As if giving our wholehearted backing to some despicable little twat across
the Atlantic to go and slaughter people indiscriminately wasn't bad enough,
we then decided to arrogantly taunt the rest of Europe with our utter inability
to either compose a song that delights in any way whatsoever, or to manage
to perform it in a manner which makes it at all bearable. It's moments like
this that I love, the rest of Europe slapping us in the face and showing us
up for the fools that we are. If only we as a nation took a bit more notice
of what other civilised cultures were doing across the Channel, rather than
lapping at the feet of a power-crazed administration in the States, we'd be
a far healthier society and I wouldn't squirm so much about living here. Right,
there, I've done it, my little Iraq bit. I've held back from forcing my views
upon readers of this site until now (bar the odd astrological prediction)
over this subject, because I really don't think this is the place to discuss
such things.
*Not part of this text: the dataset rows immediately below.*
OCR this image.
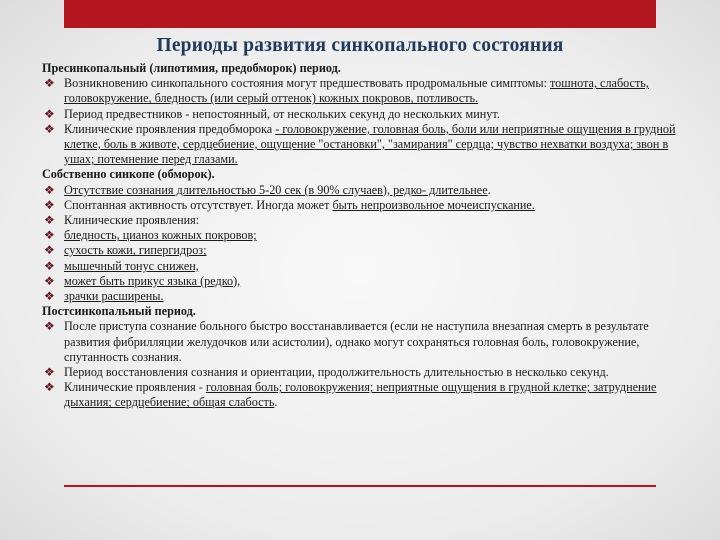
Периоды развития синкопального состояния
Пресинкопальный (липотимия, предобморок) период.
❖ Возникновению синкопального состояния могут предшествовать продромальные симптомы: тошнота, слабость, головокружение, бледность (или серый оттенок) кожных покровов, потливость.
❖ Период предвестников - непостоянный, от нескольких секунд до нескольких минут.
❖ Клинические проявления предобморока - головокружение, головная боль, боли или неприятные ощущения в грудной клетке, боль в животе, сердцебиение, ощущение "остановки", "замирания" сердца; чувство нехватки воздуха; звон в ушах; потемнение перед глазами.
Собственно синкопе (обморок).
❖ Отсутствие сознания длительностью 5-20 сек (в 90% случаев), редко- длительнее.
❖ Спонтанная активность отсутствует. Иногда может быть непроизвольное мочеиспускание.
❖ Клинические проявления:
❖ бледность, цианоз кожных покровов;
❖ сухость кожи, гипергидроз;
❖ мышечный тонус снижен,
❖ может быть прикус языка (редко),
❖ зрачки расширены.
Постсинкопальный период.
❖ После приступа сознание больного быстро восстанавливается (если не наступила внезапная смерть в результате развития фибрилляции желудочков или асистолии), однако могут сохраняться головная боль, головокружение, спутанность сознания.
❖ Период восстановления сознания и ориентации, продолжительность длительностью в несколько секунд.
❖ Клинические проявления - головная боль; головокружения; неприятные ощущения в грудной клетке; затруднение дыхания; сердцебиение; общая слабость.
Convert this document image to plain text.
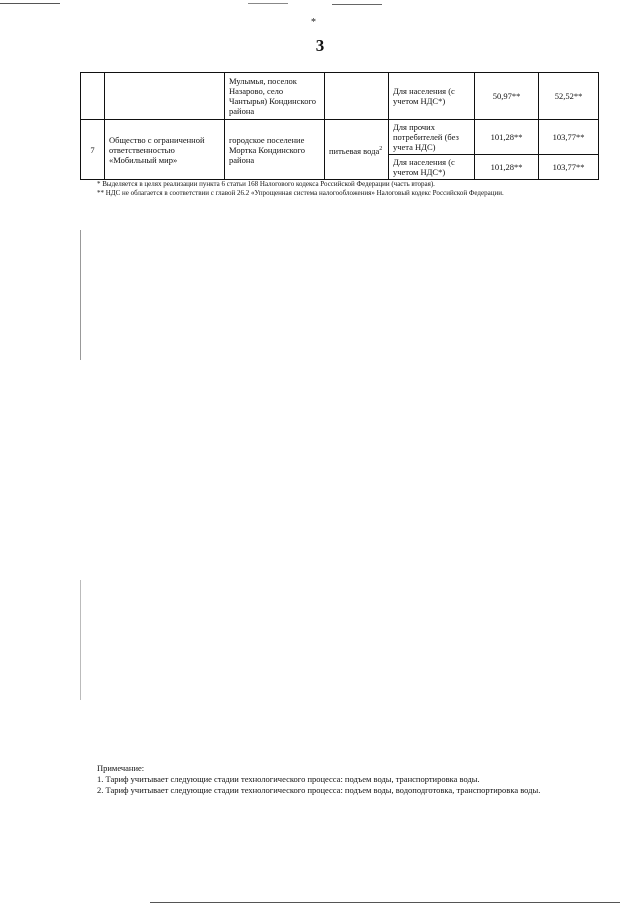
*
3
		Мулымья, поселок Назарово, село Чантырья) Кондинского района		Для населения (с учетом НДС*)	50,97**	52,52**
7	Общество с ограниченной ответственностью «Мобильный мир»	городское поселение Мортка Кондинского района	питьевая вода$^2$	Для прочих потребителей (без учета НДС)	101,28**	103,77**
				Для населения (с учетом НДС*)	101,28**	103,77**

* Выделяется в целях реализации пункта 6 статьи 168 Налогового кодекса Российской Федерации (часть вторая).

** НДС не облагается в соответствии с главой 26.2 «Упрощенная система налогообложения» Налоговый кодекс Российской Федерации.

Примечание:

1. Тариф учитывает следующие стадии технологического процесса: подъем воды, транспортировка воды.

2. Тариф учитывает следующие стадии технологического процесса: подъем воды, водоподготовка, транспортировка воды.
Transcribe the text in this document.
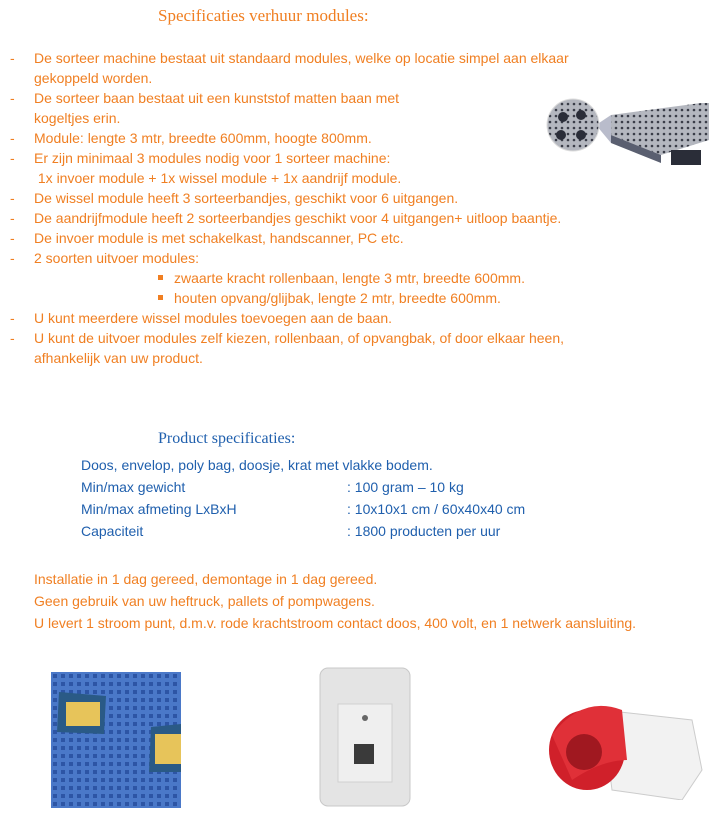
Specificaties verhuur modules:
- De sorteer machine bestaat uit standaard modules, welke op locatie simpel aan elkaar
gekoppeld worden.
- De sorteer baan bestaat uit een kunststof matten baan met
kogeltjes erin.
- Module: lengte 3 mtr, breedte 600mm, hoogte 800mm.
- Er zijn minimaal 3 modules nodig voor 1 sorteer machine:
1x invoer module + 1x wissel module + 1x aandrijf module.
- De wissel module heeft 3 sorteerbandjes, geschikt voor 6 uitgangen.
- De aandrijfmodule heeft 2 sorteerbandjes geschikt voor 4 uitgangen+ uitloop baantje.
- De invoer module is met schakelkast, handscanner, PC etc.
- 2 soorten uitvoer modules:
zwaarte kracht rollenbaan, lengte 3 mtr, breedte 600mm.
houten opvang/glijbak, lengte 2 mtr, breedte 600mm.
- U kunt meerdere wissel modules toevoegen aan de baan.
- U kunt de uitvoer modules zelf kiezen, rollenbaan, of opvangbak, of door elkaar heen,
afhankelijk van uw product.
Product specificaties:
Doos, envelop, poly bag, doosje, krat met vlakke bodem.
Min/max gewicht	: 100 gram – 10 kg
Min/max afmeting LxBxH	: 10x10x1 cm / 60x40x40 cm
Capaciteit	: 1800 producten per uur
Installatie in 1 dag gereed, demontage in 1 dag gereed.
Geen gebruik van uw heftruck, pallets of pompwagens.
U levert 1 stroom punt, d.m.v. rode krachtstroom contact doos, 400 volt, en 1 netwerk aansluiting.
Most people come here for a bit of escapism, but something had
to be said before I embark on my voyage around Europe and Morocco, else people
I meet and introduce to these pages might assume me to be an ambassador for
Western imperialist bullshit. Perhaps I'm getting a bit heavy now, I'll go
and make myself a camomile tea.
8 August 2003
Big Brother. Lame Academy. Pop Idiot. Rehashed
In The USA. I'm A B-List Tosspot Get Me Out Here So I Can Get My Face Back
On The Screen. How many more of these crap entertainment shows are they going
to pulp down the wires at us? Thankfully I don't watch any of them, but I
can't help catching endless trailers, being bombarded by adverts on billboards
and listening to inane conversations between people who had nothing better
to do the previous night but indulge themselves in it. I'm sure it's some
attempt by MI5, in league with the BBC and other broadcasters, to brainwash
the nation, just to remove any capabilities of individual thought people might
have as they sit there chomping on chewy pizza absorbing this subliminal propoganda.
I'll challenge anybody who regularly digests this semi-showbiz nonsense -
for the next month, fill in your TV guide with the word 'Book' every time
one of these programmes is scheduled, and go and find yourself a really good
novel, or a few. Switch the TV off altogether or find another place to go,
read through the book and see how satisfied you feel at the end of the month.
If you don't feel better for it, you probably won't be reading this anyway.